Son años en los que descubro algunas cosas que creía desaparecidas. Viviendo en el Paseo de las Delicias, esquina a la calle Ancora, frente a la vieja parada de metro de Palos de Moguer. La misma, en la que en un escuálido puesto de periódicos que allí había, al levantarme (el 20 de noviembre de 1975) para ir a trabajar, me encuentro con la imagen del dictador en las primeras páginas de la prensa. Franco había muerto. Pero la sorpresa nada tiene que ver con ese esperado, y deseado, acontecimiento, sino con el descubrimiento de la Estación de las Delicias.

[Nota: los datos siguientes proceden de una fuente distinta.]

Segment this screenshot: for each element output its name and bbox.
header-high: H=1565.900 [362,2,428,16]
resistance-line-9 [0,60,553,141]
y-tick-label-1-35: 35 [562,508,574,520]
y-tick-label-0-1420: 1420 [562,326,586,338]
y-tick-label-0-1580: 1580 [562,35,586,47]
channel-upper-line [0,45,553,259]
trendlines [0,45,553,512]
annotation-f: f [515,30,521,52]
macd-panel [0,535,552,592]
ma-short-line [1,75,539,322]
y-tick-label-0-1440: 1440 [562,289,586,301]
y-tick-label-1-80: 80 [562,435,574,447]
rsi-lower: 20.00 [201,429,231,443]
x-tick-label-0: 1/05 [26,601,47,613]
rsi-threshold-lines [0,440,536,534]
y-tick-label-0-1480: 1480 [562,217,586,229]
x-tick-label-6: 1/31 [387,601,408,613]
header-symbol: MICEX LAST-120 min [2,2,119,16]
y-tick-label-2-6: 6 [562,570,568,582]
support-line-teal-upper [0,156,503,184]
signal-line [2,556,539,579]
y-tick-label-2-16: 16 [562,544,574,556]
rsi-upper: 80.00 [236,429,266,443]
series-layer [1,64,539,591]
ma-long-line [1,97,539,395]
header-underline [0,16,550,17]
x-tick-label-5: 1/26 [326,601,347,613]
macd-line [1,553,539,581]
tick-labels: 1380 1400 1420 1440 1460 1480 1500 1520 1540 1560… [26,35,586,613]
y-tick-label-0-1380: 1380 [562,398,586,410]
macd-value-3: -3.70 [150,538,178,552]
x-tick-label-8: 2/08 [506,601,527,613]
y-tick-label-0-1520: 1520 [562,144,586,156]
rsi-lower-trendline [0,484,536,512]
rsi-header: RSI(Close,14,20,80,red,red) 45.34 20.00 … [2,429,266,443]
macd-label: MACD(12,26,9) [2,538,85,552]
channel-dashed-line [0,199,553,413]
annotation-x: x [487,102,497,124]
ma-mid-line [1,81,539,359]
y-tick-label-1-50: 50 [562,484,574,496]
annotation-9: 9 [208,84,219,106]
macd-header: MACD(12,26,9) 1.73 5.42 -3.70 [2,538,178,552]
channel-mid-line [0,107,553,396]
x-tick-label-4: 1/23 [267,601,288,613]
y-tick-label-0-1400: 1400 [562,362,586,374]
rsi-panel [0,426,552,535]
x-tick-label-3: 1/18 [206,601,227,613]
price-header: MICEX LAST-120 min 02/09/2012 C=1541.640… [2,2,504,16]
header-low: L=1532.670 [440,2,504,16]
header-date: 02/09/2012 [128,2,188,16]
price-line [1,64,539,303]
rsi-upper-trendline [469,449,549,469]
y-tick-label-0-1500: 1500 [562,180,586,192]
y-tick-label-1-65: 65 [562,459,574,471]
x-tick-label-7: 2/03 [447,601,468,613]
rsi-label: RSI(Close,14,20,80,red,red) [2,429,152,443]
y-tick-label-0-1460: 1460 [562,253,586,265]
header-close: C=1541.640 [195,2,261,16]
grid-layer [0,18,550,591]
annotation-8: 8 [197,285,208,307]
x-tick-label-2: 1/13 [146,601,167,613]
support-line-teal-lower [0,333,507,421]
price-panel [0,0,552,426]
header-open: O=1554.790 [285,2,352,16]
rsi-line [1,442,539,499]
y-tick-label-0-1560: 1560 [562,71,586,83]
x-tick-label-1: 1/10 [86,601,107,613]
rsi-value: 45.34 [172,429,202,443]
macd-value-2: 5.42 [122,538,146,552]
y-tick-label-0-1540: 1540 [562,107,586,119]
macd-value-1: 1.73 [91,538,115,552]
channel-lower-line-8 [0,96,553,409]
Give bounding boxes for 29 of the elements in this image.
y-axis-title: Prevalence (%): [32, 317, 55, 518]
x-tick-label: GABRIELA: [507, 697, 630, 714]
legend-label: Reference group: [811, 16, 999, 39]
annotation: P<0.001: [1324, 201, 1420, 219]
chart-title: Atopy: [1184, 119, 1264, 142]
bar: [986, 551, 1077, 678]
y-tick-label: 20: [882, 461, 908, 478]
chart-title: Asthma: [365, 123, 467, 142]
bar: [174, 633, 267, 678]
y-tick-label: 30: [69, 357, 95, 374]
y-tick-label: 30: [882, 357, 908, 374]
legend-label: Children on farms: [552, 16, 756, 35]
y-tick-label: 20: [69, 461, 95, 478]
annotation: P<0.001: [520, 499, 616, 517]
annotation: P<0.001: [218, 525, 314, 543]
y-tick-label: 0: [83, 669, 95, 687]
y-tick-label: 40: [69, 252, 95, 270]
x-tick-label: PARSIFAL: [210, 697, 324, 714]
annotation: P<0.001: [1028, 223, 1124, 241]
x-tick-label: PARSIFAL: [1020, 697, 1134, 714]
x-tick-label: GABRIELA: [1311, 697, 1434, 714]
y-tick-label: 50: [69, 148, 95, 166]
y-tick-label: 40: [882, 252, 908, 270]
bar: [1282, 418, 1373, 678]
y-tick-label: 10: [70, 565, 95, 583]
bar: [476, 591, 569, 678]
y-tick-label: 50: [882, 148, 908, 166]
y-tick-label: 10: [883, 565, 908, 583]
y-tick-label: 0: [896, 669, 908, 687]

Sabía por mi padre, que había utilizado en alguna ocasión la estación, de su existencia. Por eso, también sabía que hacía algún tiempo que había dejado de estar en funcionamiento, que estaba cerrada. ¿Pero seguiría en pie?

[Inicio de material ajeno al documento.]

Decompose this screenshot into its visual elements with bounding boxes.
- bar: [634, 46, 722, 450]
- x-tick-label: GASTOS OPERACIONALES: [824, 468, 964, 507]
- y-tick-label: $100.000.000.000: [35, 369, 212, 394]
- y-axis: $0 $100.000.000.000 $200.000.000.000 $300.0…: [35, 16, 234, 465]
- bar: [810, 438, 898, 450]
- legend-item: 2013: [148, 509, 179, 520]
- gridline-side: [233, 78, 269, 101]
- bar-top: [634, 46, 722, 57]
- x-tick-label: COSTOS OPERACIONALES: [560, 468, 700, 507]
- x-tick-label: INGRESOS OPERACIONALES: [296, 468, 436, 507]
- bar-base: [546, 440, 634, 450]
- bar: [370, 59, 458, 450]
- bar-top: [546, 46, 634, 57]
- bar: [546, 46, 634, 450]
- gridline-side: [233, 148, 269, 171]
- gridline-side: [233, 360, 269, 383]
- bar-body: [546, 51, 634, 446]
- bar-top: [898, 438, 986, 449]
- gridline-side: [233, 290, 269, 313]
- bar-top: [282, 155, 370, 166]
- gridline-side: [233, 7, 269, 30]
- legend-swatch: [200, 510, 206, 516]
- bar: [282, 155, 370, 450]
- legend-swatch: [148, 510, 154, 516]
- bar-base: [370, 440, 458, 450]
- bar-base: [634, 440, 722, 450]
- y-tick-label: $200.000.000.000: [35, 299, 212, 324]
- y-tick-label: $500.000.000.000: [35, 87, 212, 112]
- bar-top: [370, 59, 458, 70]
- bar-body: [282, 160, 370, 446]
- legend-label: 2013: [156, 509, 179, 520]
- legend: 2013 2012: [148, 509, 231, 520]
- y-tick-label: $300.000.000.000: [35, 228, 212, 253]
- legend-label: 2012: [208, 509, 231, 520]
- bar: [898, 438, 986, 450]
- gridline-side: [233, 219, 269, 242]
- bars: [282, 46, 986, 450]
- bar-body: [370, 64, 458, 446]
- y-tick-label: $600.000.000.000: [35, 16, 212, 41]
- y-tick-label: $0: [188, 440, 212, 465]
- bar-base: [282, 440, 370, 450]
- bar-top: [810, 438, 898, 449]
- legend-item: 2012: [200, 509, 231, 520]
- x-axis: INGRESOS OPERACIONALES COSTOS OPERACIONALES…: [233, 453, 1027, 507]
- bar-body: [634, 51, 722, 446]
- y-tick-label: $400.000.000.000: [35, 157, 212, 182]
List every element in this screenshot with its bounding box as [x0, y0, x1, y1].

Lo que yo ignoraba, entonces, es que había sido cerrada viviendo ya en Madrid. Interesante coincidencia para lo que va a venir después, aunque con consecuencias mucho menos positivas, como veremos.

Una tarde otoñal, decido descender por el viejo Paseo de las Delicias en dirección a Legazpi. Sé que en la misma línea 3 de la que forma parte Palos de Moguer, existe una estación con el nombre de Delicias. Sin embargo, no sé a ciencia cierta cuál es el punto donde podría haber estado situada la antigua estación. En un cierto momento, casi a la altura de la entrada de la boca de metro de dicha estación, alzo mi vista y veo lo que parecen ser los restos en hierro forjado de los pebeteros situados en lo que queda de lo que pudo haber sido la puerta de entrada al recinto de la estación. El suelo está adoquinado. Dirijo mi vista hacia abajo pero no logro divisar resto alguno de la estación. Mis temores aumentan, supongo que lo único que queda es lo que acabo de describir y lo que intuyo unos metros más adelante de lo que pudo haber sido la vieja valla con zócalos de cerámica que aún dejan traslucir sus dibujos talaveranos azulados.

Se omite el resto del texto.